McDermid has said she will never write a memoir. But what she offers here might be better: Interspersed among the chapters about food and holidays and ancient tombs are brief glimpses of her past — snapshots of a life in full color. We see her skating fiercely across a pond, “stopping with a spray of ice crystals from the serrated tip of one blade,” and reliving memories of the time a stash of fireworks all went up at once when her father tripped and dropped a lighted candle. “Within seconds, the whole box was aflame. A cacophony of bangs and screaming whistles, rainbows of color flying in all directions, a spectacular I’d never dreamed of.”
McDermid moves seamlessly from memories of childhood to reminiscences of holidays and contemporary glimpses into how she writes. “I brew a mug of coffee, pull on my felt, fingerless Icelandic mittens, boot up the computer, put on some music … and move slowly forward, one sentence at a time.” The bleakness of the barren landscape outside “makes it easy to follow strange tracks in my mind,” she says. The lack of warmth and sun makes it easy to stay at her desk.
But “Winter” is more than her memories; it is a celebration of all things cold, dark and Scottish. In short, evocative chapters McDermid slides gracefully from topic to topic. She opens one chapter with her preference for train travel (“flying is too bitty”), and then suddenly she’s on the train, settling down with a book and a “wee bit of water” “smooshed” into some whiskey, staring out at the Russian landscape. “The snow was whirling, a confusion of white against the lace curtains of the carriage, the city’s lights an eerie smudge in the background. … I imagined a fur-clad Cossack on horseback, galloping through the snow.”
It’s a pleasure to move with McDermid as she goes from working in her office to recalling how, as a teenager, she sang in folk clubs, which reminds her of living in damp and chilly Oxford during her college years, eager to get back to the brittle cold of Scotland.
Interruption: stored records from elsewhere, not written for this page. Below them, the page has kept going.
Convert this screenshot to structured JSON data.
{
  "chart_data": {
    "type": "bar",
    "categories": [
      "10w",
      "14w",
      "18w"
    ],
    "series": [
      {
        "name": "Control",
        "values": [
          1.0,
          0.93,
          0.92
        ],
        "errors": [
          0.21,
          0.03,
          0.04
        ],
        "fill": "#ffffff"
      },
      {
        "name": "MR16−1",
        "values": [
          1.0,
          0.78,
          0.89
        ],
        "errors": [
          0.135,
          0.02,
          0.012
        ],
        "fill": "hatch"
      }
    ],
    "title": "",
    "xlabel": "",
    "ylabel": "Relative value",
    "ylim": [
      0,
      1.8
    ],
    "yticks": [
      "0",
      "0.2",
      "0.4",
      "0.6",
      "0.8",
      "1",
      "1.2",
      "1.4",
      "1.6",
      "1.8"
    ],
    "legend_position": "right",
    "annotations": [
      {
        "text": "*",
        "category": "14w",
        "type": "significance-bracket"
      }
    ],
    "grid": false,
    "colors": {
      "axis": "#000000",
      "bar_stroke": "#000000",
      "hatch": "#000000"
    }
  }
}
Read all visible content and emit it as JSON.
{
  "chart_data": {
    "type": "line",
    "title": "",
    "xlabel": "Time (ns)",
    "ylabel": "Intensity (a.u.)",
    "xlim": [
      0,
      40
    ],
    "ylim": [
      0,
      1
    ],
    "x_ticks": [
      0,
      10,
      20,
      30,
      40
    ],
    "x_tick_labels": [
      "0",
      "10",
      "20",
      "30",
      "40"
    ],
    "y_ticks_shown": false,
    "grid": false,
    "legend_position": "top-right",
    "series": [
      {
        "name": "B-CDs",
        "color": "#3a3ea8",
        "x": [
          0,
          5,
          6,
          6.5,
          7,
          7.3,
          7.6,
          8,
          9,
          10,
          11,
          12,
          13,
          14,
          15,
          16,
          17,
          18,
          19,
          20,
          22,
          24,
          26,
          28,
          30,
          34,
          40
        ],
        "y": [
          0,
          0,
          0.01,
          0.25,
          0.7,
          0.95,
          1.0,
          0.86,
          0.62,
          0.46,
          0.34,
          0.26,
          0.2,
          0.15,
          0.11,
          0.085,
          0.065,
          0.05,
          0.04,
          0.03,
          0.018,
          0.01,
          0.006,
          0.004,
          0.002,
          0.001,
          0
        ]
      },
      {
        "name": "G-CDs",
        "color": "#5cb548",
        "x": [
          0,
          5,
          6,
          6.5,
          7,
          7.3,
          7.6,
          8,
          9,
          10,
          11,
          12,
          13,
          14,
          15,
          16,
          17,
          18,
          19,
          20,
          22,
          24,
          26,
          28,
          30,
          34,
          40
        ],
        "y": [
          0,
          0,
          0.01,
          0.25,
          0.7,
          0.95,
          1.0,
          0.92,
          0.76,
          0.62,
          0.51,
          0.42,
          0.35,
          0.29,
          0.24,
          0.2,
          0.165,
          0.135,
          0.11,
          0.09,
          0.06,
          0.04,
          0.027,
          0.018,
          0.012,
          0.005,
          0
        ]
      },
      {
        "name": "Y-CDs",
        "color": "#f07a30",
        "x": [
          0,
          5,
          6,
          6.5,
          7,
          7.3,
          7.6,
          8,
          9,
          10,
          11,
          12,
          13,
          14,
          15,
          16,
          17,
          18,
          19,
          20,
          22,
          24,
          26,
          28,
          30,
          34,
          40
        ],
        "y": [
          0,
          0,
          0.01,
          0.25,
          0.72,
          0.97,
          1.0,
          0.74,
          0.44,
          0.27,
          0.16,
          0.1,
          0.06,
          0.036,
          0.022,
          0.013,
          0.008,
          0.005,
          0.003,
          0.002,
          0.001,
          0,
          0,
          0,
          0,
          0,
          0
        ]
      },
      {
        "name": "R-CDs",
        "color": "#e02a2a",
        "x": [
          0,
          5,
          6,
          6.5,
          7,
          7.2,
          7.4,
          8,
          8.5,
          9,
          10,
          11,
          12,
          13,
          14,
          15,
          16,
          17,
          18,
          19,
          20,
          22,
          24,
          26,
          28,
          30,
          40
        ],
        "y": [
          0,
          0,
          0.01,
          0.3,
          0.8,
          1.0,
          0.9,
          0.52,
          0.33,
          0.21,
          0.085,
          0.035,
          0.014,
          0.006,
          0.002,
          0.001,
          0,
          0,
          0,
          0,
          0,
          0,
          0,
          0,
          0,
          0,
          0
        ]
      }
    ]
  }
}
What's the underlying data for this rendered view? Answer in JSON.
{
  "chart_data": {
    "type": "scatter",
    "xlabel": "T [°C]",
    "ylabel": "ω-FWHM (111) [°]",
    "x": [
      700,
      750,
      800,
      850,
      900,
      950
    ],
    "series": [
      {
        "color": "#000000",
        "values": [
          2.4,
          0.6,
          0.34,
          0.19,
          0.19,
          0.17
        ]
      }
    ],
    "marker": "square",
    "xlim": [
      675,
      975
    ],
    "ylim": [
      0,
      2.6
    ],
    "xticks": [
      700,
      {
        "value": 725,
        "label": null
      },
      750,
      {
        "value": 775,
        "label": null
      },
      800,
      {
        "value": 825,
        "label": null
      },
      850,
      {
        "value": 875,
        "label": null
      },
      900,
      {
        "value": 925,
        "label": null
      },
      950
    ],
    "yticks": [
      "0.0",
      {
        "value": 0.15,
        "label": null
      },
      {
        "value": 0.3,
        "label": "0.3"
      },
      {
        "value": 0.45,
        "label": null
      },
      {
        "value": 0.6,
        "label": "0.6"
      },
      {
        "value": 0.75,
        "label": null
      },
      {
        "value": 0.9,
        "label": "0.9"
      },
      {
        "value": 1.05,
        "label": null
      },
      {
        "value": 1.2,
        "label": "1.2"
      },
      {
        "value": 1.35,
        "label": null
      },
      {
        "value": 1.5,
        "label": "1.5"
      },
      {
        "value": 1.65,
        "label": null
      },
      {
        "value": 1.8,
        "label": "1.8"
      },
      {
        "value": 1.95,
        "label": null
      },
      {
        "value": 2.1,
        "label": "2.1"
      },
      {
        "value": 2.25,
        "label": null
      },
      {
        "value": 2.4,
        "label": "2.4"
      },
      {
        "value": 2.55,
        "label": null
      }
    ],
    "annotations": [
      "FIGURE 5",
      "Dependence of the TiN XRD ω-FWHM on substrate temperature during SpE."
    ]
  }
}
The memories are stitched together by McDermid’s love of winter and her love of her hometown of Fife, near the Firth of Forth. How can you not love a country with such place names?
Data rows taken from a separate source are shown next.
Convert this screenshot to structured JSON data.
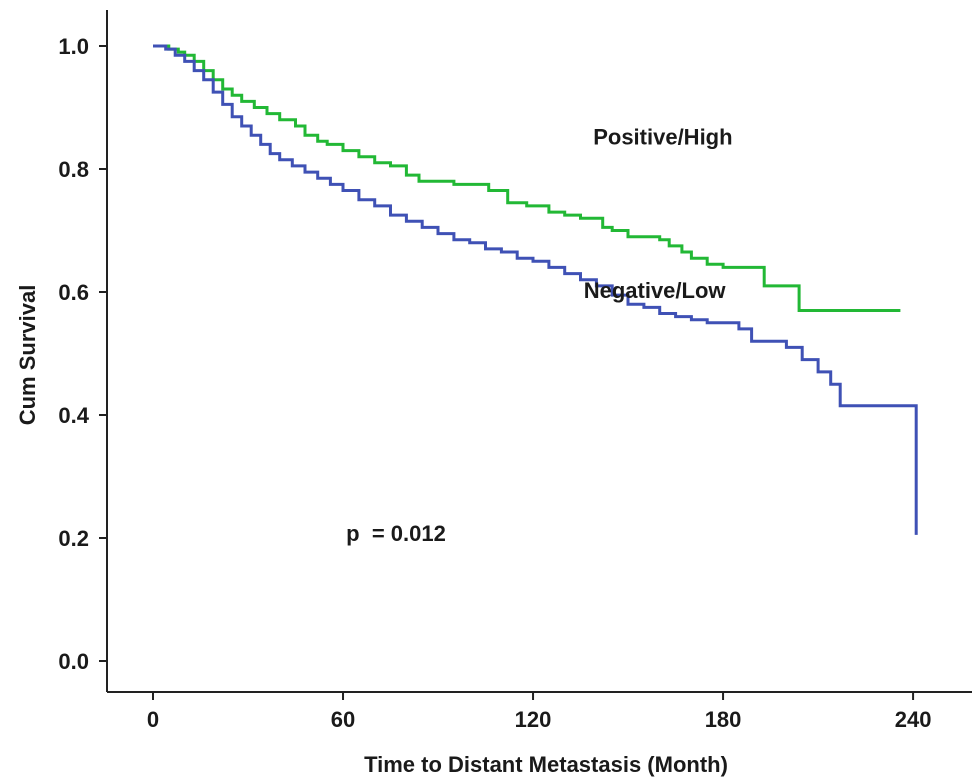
{
  "chart_data": {
    "type": "line",
    "title": "",
    "xlabel": "Time to Distant Metastasis (Month)",
    "ylabel": "Cum Survival",
    "xlim": [
      -10,
      260
    ],
    "ylim": [
      -0.05,
      1.05
    ],
    "xticks": [
      0,
      60,
      120,
      180,
      240
    ],
    "xtick_labels": [
      "0",
      "60",
      "120",
      "180",
      "240"
    ],
    "yticks": [
      0.0,
      0.2,
      0.4,
      0.6,
      0.8,
      1.0
    ],
    "ytick_labels": [
      "0.0",
      "0.2",
      "0.4",
      "0.6",
      "0.8",
      "1.0"
    ],
    "grid": false,
    "series": [
      {
        "name": "Positive/High",
        "color": "#22b835",
        "step": true,
        "x": [
          0,
          5,
          8,
          10,
          13,
          16,
          19,
          22,
          25,
          28,
          32,
          36,
          40,
          45,
          48,
          52,
          55,
          60,
          65,
          70,
          75,
          80,
          84,
          90,
          95,
          100,
          106,
          112,
          118,
          125,
          130,
          135,
          142,
          145,
          150,
          160,
          163,
          167,
          170,
          175,
          180,
          190,
          193,
          197,
          204,
          236
        ],
        "y": [
          1.0,
          0.995,
          0.99,
          0.985,
          0.975,
          0.96,
          0.945,
          0.93,
          0.92,
          0.91,
          0.9,
          0.89,
          0.88,
          0.87,
          0.855,
          0.845,
          0.84,
          0.83,
          0.82,
          0.81,
          0.805,
          0.79,
          0.78,
          0.78,
          0.775,
          0.775,
          0.765,
          0.745,
          0.74,
          0.73,
          0.725,
          0.72,
          0.705,
          0.7,
          0.69,
          0.685,
          0.675,
          0.665,
          0.655,
          0.645,
          0.64,
          0.64,
          0.61,
          0.61,
          0.57,
          0.57
        ]
      },
      {
        "name": "Negative/Low",
        "color": "#3f51b5",
        "step": true,
        "x": [
          0,
          4,
          7,
          10,
          13,
          16,
          19,
          22,
          25,
          28,
          31,
          34,
          37,
          40,
          44,
          48,
          52,
          56,
          60,
          65,
          70,
          75,
          80,
          85,
          90,
          95,
          100,
          105,
          110,
          115,
          120,
          125,
          130,
          135,
          140,
          145,
          150,
          155,
          160,
          165,
          170,
          175,
          180,
          185,
          189,
          195,
          200,
          205,
          210,
          214,
          217,
          222,
          241
        ],
        "y": [
          1.0,
          0.995,
          0.985,
          0.975,
          0.96,
          0.945,
          0.925,
          0.905,
          0.885,
          0.87,
          0.855,
          0.84,
          0.825,
          0.815,
          0.805,
          0.795,
          0.785,
          0.775,
          0.765,
          0.75,
          0.74,
          0.725,
          0.715,
          0.705,
          0.695,
          0.685,
          0.68,
          0.67,
          0.665,
          0.655,
          0.65,
          0.64,
          0.63,
          0.62,
          0.61,
          0.595,
          0.58,
          0.575,
          0.565,
          0.56,
          0.555,
          0.55,
          0.55,
          0.54,
          0.52,
          0.52,
          0.51,
          0.49,
          0.47,
          0.45,
          0.415,
          0.415,
          0.205
        ]
      }
    ],
    "annotations": [
      {
        "id": "pos-high",
        "text": "Positive/High",
        "x": 139,
        "y": 0.84
      },
      {
        "id": "neg-low",
        "text": "Negative/Low",
        "x": 136,
        "y": 0.59
      },
      {
        "id": "pvalue",
        "text": "p  = 0.012",
        "x": 61,
        "y": 0.195
      }
    ]
  }
}
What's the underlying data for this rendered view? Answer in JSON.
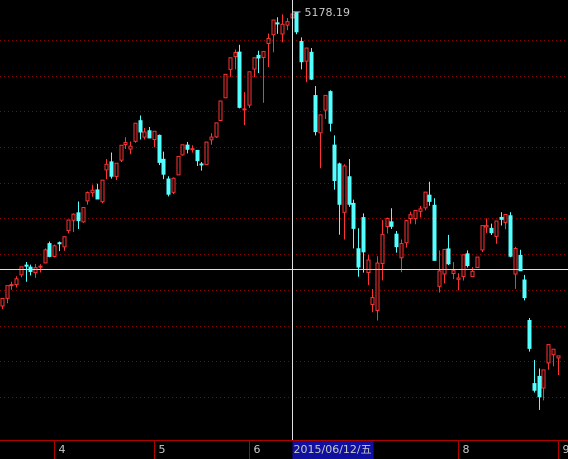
{
  "chart_data": {
    "type": "candlestick",
    "up_color": "#ff3232",
    "down_color": "#54ffff",
    "grid_color": "#8b0000",
    "ylim": [
      2674,
      5248
    ],
    "ygrid": [
      5014,
      4803,
      4599,
      4388,
      4178,
      3973,
      3762,
      3552,
      3341,
      3137,
      2926
    ],
    "xticks": [
      {
        "value": 12,
        "label": "4"
      },
      {
        "value": 33,
        "label": "5"
      },
      {
        "value": 53,
        "label": "6"
      },
      {
        "value": 97,
        "label": "8"
      },
      {
        "value": 118,
        "label": "9"
      }
    ],
    "open": [
      3391,
      3458,
      3503,
      3582,
      3583,
      3640,
      3697,
      3685,
      3653,
      3686,
      3710,
      3823,
      3748,
      3828,
      3804,
      3899,
      3960,
      4003,
      3950,
      4073,
      4121,
      4137,
      4068,
      4254,
      4301,
      4216,
      4311,
      4403,
      4376,
      4421,
      4542,
      4446,
      4483,
      4432,
      4456,
      4316,
      4201,
      4123,
      4225,
      4342,
      4399,
      4373,
      4368,
      4289,
      4285,
      4430,
      4447,
      4543,
      4676,
      4842,
      4917,
      4943,
      4606,
      4633,
      4844,
      4924,
      4912,
      4994,
      5045,
      5114,
      5049,
      5101,
      5143,
      5174,
      5005,
      4890,
      4942,
      4689,
      4471,
      4604,
      4712,
      4399,
      4289,
      4006,
      4214,
      4058,
      3793,
      3975,
      3654,
      3467,
      3432,
      3707,
      3923,
      3950,
      3878,
      3740,
      3828,
      3970,
      3969,
      4012,
      4032,
      4106,
      4047,
      3573,
      3645,
      3792,
      3648,
      3614,
      3630,
      3763,
      3630,
      3683,
      3786,
      3920,
      3912,
      3865,
      3976,
      3947,
      3986,
      3645,
      3754,
      3610,
      3373,
      3004,
      3046,
      2978,
      3125,
      3173,
      3154
    ],
    "high": [
      3449,
      3504,
      3577,
      3600,
      3632,
      3688,
      3715,
      3700,
      3704,
      3702,
      3795,
      3835,
      3817,
      3835,
      3866,
      3961,
      4000,
      4069,
      4035,
      4128,
      4168,
      4173,
      4194,
      4318,
      4356,
      4293,
      4398,
      4445,
      4420,
      4529,
      4572,
      4499,
      4505,
      4480,
      4461,
      4361,
      4217,
      4210,
      4333,
      4401,
      4418,
      4398,
      4370,
      4300,
      4417,
      4469,
      4530,
      4658,
      4814,
      4911,
      4958,
      4986,
      4709,
      4829,
      4911,
      4951,
      4947,
      5052,
      5131,
      5147,
      5164,
      5143,
      5178.19,
      5176,
      5029,
      4968,
      4967,
      4744,
      4577,
      4691,
      4720,
      4456,
      4297,
      4287,
      4318,
      4080,
      3913,
      4000,
      3757,
      3557,
      3749,
      3960,
      3975,
      4030,
      3897,
      3847,
      3962,
      4010,
      4017,
      4043,
      4125,
      4185,
      4088,
      3783,
      3790,
      3874,
      3715,
      3650,
      3757,
      3783,
      3685,
      3745,
      3928,
      3970,
      3940,
      3955,
      4006,
      3994,
      4006,
      3804,
      3787,
      3640,
      3388,
      3142,
      3092,
      3086,
      3233,
      3207,
      3160
    ],
    "low": [
      3385,
      3440,
      3474,
      3553,
      3566,
      3626,
      3600,
      3636,
      3623,
      3654,
      3707,
      3743,
      3742,
      3779,
      3781,
      3883,
      3890,
      3908,
      3944,
      4051,
      4097,
      4084,
      4059,
      4200,
      4203,
      4195,
      4300,
      4376,
      4346,
      4413,
      4432,
      4432,
      4441,
      4386,
      4282,
      4200,
      4099,
      4112,
      4225,
      4337,
      4351,
      4355,
      4277,
      4250,
      4284,
      4401,
      4441,
      4543,
      4676,
      4799,
      4842,
      4614,
      4516,
      4616,
      4797,
      4821,
      4647,
      4856,
      4942,
      5050,
      5001,
      5072,
      5103,
      5048,
      4842,
      4767,
      4780,
      4456,
      4264,
      4552,
      4479,
      4139,
      3875,
      3847,
      4038,
      3795,
      3629,
      3653,
      3580,
      3421,
      3373,
      3608,
      3882,
      3908,
      3770,
      3655,
      3800,
      3939,
      3936,
      3976,
      4018,
      4044,
      3723,
      3537,
      3590,
      3697,
      3615,
      3549,
      3607,
      3683,
      3628,
      3683,
      3773,
      3886,
      3873,
      3822,
      3929,
      3907,
      3743,
      3558,
      3663,
      3491,
      3191,
      2952,
      2850,
      2906,
      3085,
      3105,
      3054
    ],
    "close": [
      3449,
      3502,
      3577,
      3583,
      3617,
      3687,
      3691,
      3660,
      3682,
      3691,
      3786,
      3748,
      3810,
      3825,
      3863,
      3961,
      3995,
      3957,
      4034,
      4121,
      4135,
      4084,
      4194,
      4287,
      4217,
      4293,
      4398,
      4414,
      4393,
      4527,
      4476,
      4476,
      4441,
      4480,
      4298,
      4229,
      4112,
      4205,
      4333,
      4401,
      4375,
      4378,
      4308,
      4283,
      4417,
      4446,
      4529,
      4657,
      4813,
      4910,
      4941,
      4620,
      4611,
      4828,
      4910,
      4909,
      4947,
      5023,
      5131,
      5113,
      5106,
      5121,
      5166,
      5062,
      4887,
      4967,
      4785,
      4478,
      4576,
      4690,
      4527,
      4192,
      4053,
      4277,
      4053,
      3912,
      3686,
      3775,
      3727,
      3507,
      3709,
      3877,
      3970,
      3924,
      3805,
      3823,
      3957,
      3992,
      4017,
      4026,
      4124,
      4070,
      3725,
      3663,
      3789,
      3705,
      3664,
      3622,
      3757,
      3695,
      3661,
      3744,
      3928,
      3928,
      3887,
      3955,
      3965,
      3993,
      3749,
      3794,
      3664,
      3507,
      3210,
      2965,
      2927,
      3084,
      3232,
      3205,
      3166
    ],
    "annotation": {
      "text": "5178.19",
      "x": 62,
      "y": 5178.19
    },
    "crosshair": {
      "x": 62,
      "y": 3674,
      "x_label": "2015/06/12/五"
    }
  }
}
McDermid drops Scottish words into the text, giving it flavor and homeyness — dreich (“dreary”), widdershins (“counterclockwise”), shoogle (“shake”) and dooking (“dunking”) for apples. Then there’s the Samhuinn fire festival, St. Andrew’s Night, Saturnalia and Up Helly Aa. Up Helly Aa? This, as it turns out, is a festival specific to the Shetland Islands that involves marching with flaming torches and then setting a Viking ship ablaze.
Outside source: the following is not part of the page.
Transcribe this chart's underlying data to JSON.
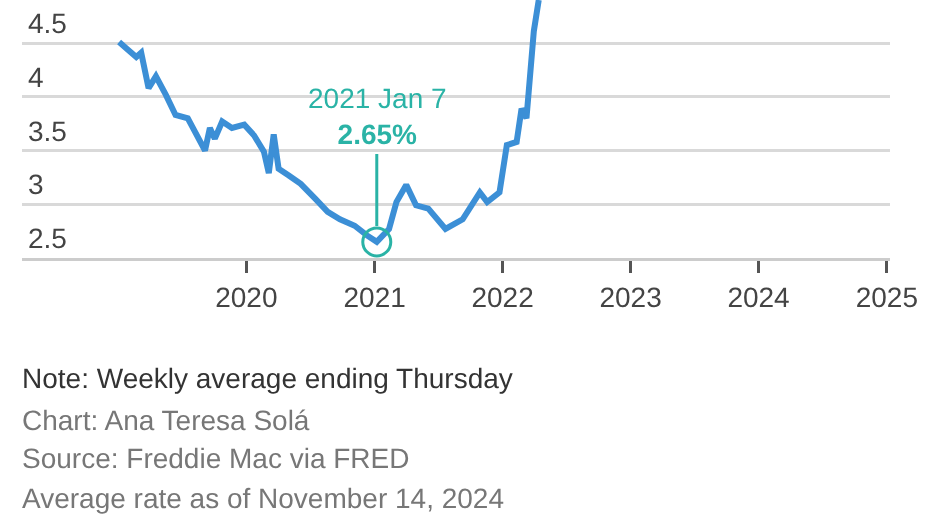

“Winter” is about winter, of course, and about Scottish winter specifically, but it is mostly about the things that inspire McDermid and make her happy. It is a memoir of her heart.
Black-and-white ink drawings by Devon artist Philip Harris, reminiscent of the etchings of Rockwell Kent, bring the season to vivid and joyful life.
If this January, during “the poor relation of the seasons,” you’re “longing for warmth and light and escape,” you just might find those things inside this delightful book.